Okazuje się, że dla najmłodszych kibiców znaczenie ma wszystko. Pytali o warunki życia i mieszkania na jachcie, o częstotliwość kontaktów z rodziną, o to, czy na jachcie jest wygodnie, czy można wypaść do wody i czy się można jakoś przypiąć. Yann Elies, który przeżył poważną akcję ratunkową w trakcie regat Vendée Globe 2008 opowiadał, jak to jest czekać na helikopter ze złamaną nogą i jak ważna jest pomoc innego zawodnika.
Gutek mówił, że nigdy nie łowił ryb po drodze, bo jacht za szybko płynie, żeby dało się coś złapać. JC Casso dodawał, że latających ryb, które wpadają na pokład, się nie je, bo są niesmaczne.
Żeglarze opisywali również typowy dzień (spanie, nawigacja, jedzenie – to były najczęstsze odpowiedzi) oraz mówili, ile lat mieli jak zaczynali przygodę z żeglarstwem. Michel Desjoyeaux i Francis Gabart oraz kilku innych żeglują niemal od urodzenia, bo ich rodzice posiadają jachty, więc tego rodzaju fascynacja była niejako naturalna.
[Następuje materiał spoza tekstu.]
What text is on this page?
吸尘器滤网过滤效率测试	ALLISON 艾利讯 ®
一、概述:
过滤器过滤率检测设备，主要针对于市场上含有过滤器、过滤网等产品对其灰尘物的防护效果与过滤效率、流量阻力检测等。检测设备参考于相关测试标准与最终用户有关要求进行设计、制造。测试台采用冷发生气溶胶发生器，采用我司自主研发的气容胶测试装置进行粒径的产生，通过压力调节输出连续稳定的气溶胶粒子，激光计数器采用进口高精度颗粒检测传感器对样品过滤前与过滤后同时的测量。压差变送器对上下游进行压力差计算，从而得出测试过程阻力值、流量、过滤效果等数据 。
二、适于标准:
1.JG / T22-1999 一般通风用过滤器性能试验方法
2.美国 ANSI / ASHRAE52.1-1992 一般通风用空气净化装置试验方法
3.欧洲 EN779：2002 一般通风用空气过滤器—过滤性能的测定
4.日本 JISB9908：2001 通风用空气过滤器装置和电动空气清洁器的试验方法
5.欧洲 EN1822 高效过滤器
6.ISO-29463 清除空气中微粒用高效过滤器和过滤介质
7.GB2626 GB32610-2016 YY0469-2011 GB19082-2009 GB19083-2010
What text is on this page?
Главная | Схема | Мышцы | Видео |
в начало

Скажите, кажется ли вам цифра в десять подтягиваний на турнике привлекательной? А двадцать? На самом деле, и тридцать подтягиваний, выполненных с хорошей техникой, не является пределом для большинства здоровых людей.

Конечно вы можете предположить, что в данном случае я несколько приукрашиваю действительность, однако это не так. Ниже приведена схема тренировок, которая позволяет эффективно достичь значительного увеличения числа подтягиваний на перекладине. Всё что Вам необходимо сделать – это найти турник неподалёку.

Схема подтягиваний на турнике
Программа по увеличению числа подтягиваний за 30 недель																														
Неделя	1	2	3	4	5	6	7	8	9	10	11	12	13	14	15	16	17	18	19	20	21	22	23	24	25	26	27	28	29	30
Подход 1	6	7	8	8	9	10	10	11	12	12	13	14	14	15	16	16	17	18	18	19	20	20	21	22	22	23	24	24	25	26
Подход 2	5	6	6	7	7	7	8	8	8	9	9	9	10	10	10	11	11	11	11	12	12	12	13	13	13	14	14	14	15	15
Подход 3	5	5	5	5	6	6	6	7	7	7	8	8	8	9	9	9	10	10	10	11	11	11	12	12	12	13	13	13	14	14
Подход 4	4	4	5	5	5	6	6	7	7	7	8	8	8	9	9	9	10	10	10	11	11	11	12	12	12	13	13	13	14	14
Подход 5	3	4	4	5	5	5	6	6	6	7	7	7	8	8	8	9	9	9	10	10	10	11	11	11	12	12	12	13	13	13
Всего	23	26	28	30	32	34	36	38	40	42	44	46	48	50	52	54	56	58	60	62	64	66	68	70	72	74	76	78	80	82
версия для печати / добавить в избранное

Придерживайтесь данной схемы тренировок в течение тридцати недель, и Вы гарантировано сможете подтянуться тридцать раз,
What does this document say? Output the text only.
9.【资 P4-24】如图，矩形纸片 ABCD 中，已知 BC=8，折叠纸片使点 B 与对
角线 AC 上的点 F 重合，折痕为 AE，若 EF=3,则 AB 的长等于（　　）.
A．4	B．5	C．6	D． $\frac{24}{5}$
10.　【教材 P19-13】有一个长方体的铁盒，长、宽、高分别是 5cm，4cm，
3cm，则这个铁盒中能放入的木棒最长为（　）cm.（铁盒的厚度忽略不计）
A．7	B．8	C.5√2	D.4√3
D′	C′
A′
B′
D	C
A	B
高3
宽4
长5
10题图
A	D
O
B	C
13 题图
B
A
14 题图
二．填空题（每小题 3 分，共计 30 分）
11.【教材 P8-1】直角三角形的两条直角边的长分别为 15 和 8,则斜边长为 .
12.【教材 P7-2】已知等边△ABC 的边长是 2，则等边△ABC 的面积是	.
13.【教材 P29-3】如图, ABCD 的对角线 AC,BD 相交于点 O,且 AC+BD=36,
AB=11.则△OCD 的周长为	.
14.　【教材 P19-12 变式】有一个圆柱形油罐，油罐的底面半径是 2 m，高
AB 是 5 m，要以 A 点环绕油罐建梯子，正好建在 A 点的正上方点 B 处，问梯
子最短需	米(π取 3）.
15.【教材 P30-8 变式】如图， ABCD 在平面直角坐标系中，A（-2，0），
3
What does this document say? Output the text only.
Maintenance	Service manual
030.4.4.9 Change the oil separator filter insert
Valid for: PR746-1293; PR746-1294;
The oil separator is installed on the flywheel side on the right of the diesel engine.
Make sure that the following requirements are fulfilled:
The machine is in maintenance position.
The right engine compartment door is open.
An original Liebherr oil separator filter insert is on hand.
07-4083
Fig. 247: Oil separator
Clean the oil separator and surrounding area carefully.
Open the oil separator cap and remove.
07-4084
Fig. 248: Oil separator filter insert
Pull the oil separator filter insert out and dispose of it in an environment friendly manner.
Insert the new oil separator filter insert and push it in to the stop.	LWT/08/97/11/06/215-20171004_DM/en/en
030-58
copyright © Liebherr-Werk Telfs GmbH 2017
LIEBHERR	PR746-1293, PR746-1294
Ale na przykład Mark Gascoyne po żeglowaniu z rodzicami jako dziecko miał 25 lat przerwy – pracował przy wyścigach Formuły 1 z najlepszymi kierowcami na świecie (m.in. Ayrtonem Senną, Fernando Alonso). Teraz startuje na jachcie Class 40. Inny zawodnik (Damien Rousseau) jest zawodowym lekarzem ratownikiem, który marzył o żeglarstwie oceanicznym i właśnie swoje marzenie realizuje.
Dzieci pytały też, dlaczego żeglarze wybrali taki zawód, po co są sponsorzy, jakie zwierzęta można zobaczyć w trakcie rejsu przez Atlantyk. Gutek opowiadał o wielorybach, które widział i na które kilka razy „najechał”, na szczęście bez poważnych konsekwencji dla jachtu ani dla nich. Czy trzeba mieć jakiś dokument, patent, certyfikat, żeby być skiperem, czy żegluje się dla przyjemności czy z innych powodów, kto robi zakupy (oklaski zebrał Yan Elies który powiedział, że wszystko kupuje przez internet).
Czy macie papierowe mapy? Ile śpicie? Pytaniom nie było końca, ale wszyscy zawodnicy chętnie na nie odpowiadali, bo kontakt z najmłodszymi kibicami to najprzyjemniejszy z przedstartowych obowiązków.